— ¡Acompáñame! —rogó quedamente, con su cabeza medio gacha como una niña culpable. Le respondí con un leve " Sí" que me salió estrangulado por el nudo que atenazaba mi garganta.
—Te espero —con mucha habilidad para su juventud, simuló dirigirse a la casa, pero la bordeó y la vi perderse entre los matorrales.
En mi interior comenzó una lucha entre la cortedad de un muchachito que había robado besos a compañeras de juego en la infancia, tan cercana todavía, y el hombre que pugnaba por surgir con el natural instinto de preservación de la especie. Con la considerable ayuda de las copas de vino que había tomado, resuelto y mirando de reojo al resto de los "enfiestados", caminé rectamente hacia los sauces, deseando que si alguien me veía creyera que iba a hacer mis necesidades fisiológicas.
Mientras mis tímidos pasos se encaminaban hacia el estero, entendí confusamente que este era el preludio de algo que cambiaría mi vida de niño a hombre. La luna llena hizo su aparición majestuosa, iluminando el sendero, pero igual tuve algunos tropezones antes de llegar a los árboles y aún no lograba ver a mi amada Elena, pero su voz me llamó desde la sombra.
Cuando estuve junto a ella, sus verdes ojos brillaban en la penumbra.
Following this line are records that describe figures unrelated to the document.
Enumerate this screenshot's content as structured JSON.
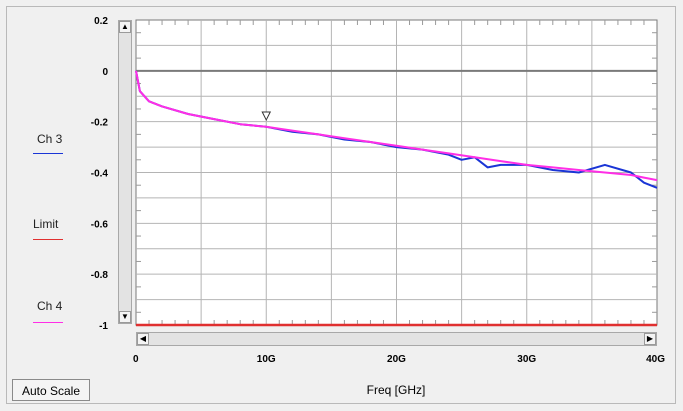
{
  "chart_data": {
    "type": "line",
    "xlabel": "Freq [GHz]",
    "xlim": [
      0,
      40
    ],
    "ylim": [
      -1,
      0.2
    ],
    "x_ticks": [
      {
        "value": 0,
        "label": "0"
      },
      {
        "value": 10,
        "label": "10G"
      },
      {
        "value": 20,
        "label": "20G"
      },
      {
        "value": 30,
        "label": "30G"
      },
      {
        "value": 40,
        "label": "40G"
      }
    ],
    "y_ticks": [
      {
        "value": 0.2,
        "label": "0.2"
      },
      {
        "value": 0,
        "label": "0"
      },
      {
        "value": -0.2,
        "label": "-0.2"
      },
      {
        "value": -0.4,
        "label": "-0.4"
      },
      {
        "value": -0.6,
        "label": "-0.6"
      },
      {
        "value": -0.8,
        "label": "-0.8"
      },
      {
        "value": -1,
        "label": "-1"
      }
    ],
    "grid": true,
    "legend_position": "left",
    "reference_line": {
      "y": 0,
      "color": "#7a7a7a"
    },
    "marker": {
      "x": 10,
      "y": -0.205,
      "shape": "triangle-down"
    },
    "series": [
      {
        "name": "Ch 3",
        "color": "#1a35d6",
        "x": [
          0,
          0.3,
          1,
          2,
          4,
          6,
          8,
          10,
          12,
          14,
          16,
          18,
          20,
          22,
          24,
          25,
          26,
          27,
          28,
          30,
          32,
          34,
          36,
          38,
          39,
          40
        ],
        "y": [
          0,
          -0.08,
          -0.12,
          -0.14,
          -0.17,
          -0.19,
          -0.21,
          -0.22,
          -0.24,
          -0.25,
          -0.27,
          -0.28,
          -0.3,
          -0.31,
          -0.33,
          -0.35,
          -0.34,
          -0.38,
          -0.37,
          -0.37,
          -0.39,
          -0.4,
          -0.37,
          -0.4,
          -0.44,
          -0.46
        ]
      },
      {
        "name": "Limit",
        "color": "#e03030",
        "x": [
          0,
          40
        ],
        "y": [
          -1,
          -1
        ]
      },
      {
        "name": "Ch 4",
        "color": "#ff2ee6",
        "x": [
          0,
          0.3,
          1,
          2,
          4,
          6,
          8,
          10,
          12,
          14,
          16,
          18,
          20,
          22,
          24,
          26,
          28,
          30,
          32,
          34,
          36,
          38,
          39,
          40
        ],
        "y": [
          0,
          -0.08,
          -0.12,
          -0.14,
          -0.17,
          -0.19,
          -0.21,
          -0.22,
          -0.235,
          -0.25,
          -0.265,
          -0.28,
          -0.295,
          -0.31,
          -0.325,
          -0.34,
          -0.355,
          -0.37,
          -0.38,
          -0.39,
          -0.4,
          -0.41,
          -0.42,
          -0.43
        ]
      }
    ]
  },
  "controls": {
    "auto_scale_label": "Auto Scale"
  },
  "legend": [
    {
      "label": "Ch 3",
      "color": "#1a35d6"
    },
    {
      "label": "Limit",
      "color": "#e03030"
    },
    {
      "label": "Ch 4",
      "color": "#ff2ee6"
    }
  ]
}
Ya no reía, su mirada me examinaba y su respirar era anhelante; no me atreví a tocarla, comprendió que mi azoramiento era un obstáculo y no vaciló en tomar mis manos entre las suyas, cálidas y suaves.
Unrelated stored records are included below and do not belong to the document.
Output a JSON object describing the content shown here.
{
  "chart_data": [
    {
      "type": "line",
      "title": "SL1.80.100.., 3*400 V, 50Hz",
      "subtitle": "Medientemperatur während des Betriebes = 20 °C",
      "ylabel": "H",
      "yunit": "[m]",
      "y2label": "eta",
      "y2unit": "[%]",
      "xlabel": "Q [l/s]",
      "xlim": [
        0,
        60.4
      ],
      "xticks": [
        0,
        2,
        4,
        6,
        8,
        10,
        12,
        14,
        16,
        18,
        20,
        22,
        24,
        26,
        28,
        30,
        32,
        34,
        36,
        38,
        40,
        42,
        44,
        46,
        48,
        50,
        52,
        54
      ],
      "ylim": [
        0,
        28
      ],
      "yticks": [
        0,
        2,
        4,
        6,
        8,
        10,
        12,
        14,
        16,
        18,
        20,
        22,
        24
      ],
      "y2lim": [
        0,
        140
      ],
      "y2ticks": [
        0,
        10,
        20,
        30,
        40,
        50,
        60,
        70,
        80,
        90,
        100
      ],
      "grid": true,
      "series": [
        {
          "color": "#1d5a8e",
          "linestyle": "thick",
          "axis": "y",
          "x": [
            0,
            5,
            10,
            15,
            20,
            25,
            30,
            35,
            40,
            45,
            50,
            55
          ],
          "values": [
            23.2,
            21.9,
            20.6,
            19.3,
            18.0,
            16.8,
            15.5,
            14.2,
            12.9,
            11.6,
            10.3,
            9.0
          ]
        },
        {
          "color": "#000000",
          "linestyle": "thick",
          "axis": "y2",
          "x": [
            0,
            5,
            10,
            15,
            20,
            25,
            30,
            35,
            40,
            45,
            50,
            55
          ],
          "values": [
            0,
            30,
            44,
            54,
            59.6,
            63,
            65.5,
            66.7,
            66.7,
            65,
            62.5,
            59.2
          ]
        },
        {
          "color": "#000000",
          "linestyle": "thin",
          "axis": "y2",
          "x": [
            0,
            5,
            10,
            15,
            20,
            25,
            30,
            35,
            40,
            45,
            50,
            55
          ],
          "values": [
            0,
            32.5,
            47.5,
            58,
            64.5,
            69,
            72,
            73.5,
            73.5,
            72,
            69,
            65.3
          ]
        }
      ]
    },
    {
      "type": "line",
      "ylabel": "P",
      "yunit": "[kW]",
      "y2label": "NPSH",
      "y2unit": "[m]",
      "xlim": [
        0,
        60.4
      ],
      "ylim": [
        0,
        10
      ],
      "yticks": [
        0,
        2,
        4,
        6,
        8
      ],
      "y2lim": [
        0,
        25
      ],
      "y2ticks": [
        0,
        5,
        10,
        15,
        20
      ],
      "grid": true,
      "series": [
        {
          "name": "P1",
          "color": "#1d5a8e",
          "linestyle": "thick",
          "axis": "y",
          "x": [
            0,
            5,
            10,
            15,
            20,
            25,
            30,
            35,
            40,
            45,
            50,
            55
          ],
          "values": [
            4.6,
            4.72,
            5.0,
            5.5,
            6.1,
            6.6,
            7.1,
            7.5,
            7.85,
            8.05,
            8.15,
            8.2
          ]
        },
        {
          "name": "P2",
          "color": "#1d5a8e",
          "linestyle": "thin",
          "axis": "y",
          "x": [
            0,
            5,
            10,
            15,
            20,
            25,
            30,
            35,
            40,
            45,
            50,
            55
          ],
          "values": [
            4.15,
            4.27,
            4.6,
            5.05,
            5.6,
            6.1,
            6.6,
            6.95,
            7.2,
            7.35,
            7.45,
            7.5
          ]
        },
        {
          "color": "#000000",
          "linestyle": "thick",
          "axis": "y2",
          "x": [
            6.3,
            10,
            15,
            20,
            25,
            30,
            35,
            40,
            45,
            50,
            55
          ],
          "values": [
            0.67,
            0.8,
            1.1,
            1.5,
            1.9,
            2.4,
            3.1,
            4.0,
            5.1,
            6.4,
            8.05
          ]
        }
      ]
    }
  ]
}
—Mira, ¡Qué hermosa está! —murmuró, alzando su bello perfil hacia el rutilante astro. Su rostro estaba muy cerca, percibí su perfume y trémulo la abracé fuertemente con torpeza. Busqué sus rojos labios entreabiertos y los estrujé en beso ardiente; ella, muy sabia, introdujo su lengua acariciando la mía y me enseñó las delicias de su boca con aroma a menta silvestre. Cada célula de mi cuerpo estaba excitada, la locura y la pasión se apoderaron de nosotros cuando mi primer amor se ciñó a mí; sentí sus firmes senos enhiestos, su vientre, sus duras nalgas y piernas. ¡Ya nada ni nadie podía detenerme!
La tomé en mis brazos con sorprendente facilidad y la llevé hasta la cómplice sombra de los sauces, para depositarla suavemente sobre la hierba. Nos acariciábamos mutuamente, Elena musitaba apasionadas palabras; sentí que mi pulso aumentaba su ritmo y al besar su nacarado cuello escuché el frenético tambor de su pecho y su agitada respiración.
Un gemido escapó de sus labios e impetuoso busqué entre sus delicadas ropas y sin darme cuenta, mi erguido miembro guiado por ella, la penetró llevándome al Walhalla que no conocía.
Su constante gemir y su movimientos me hicieron recordar a un potro cruzando a una hembra y mi fantasía la asoció con cabalgatas sobre una briosa y blanca potranca, que jadeaba y murmuraba palabras de amor que son sólo para mí y que, como un preciado tesoro, las guardaré para siempre en el arcón de mis recuerdos.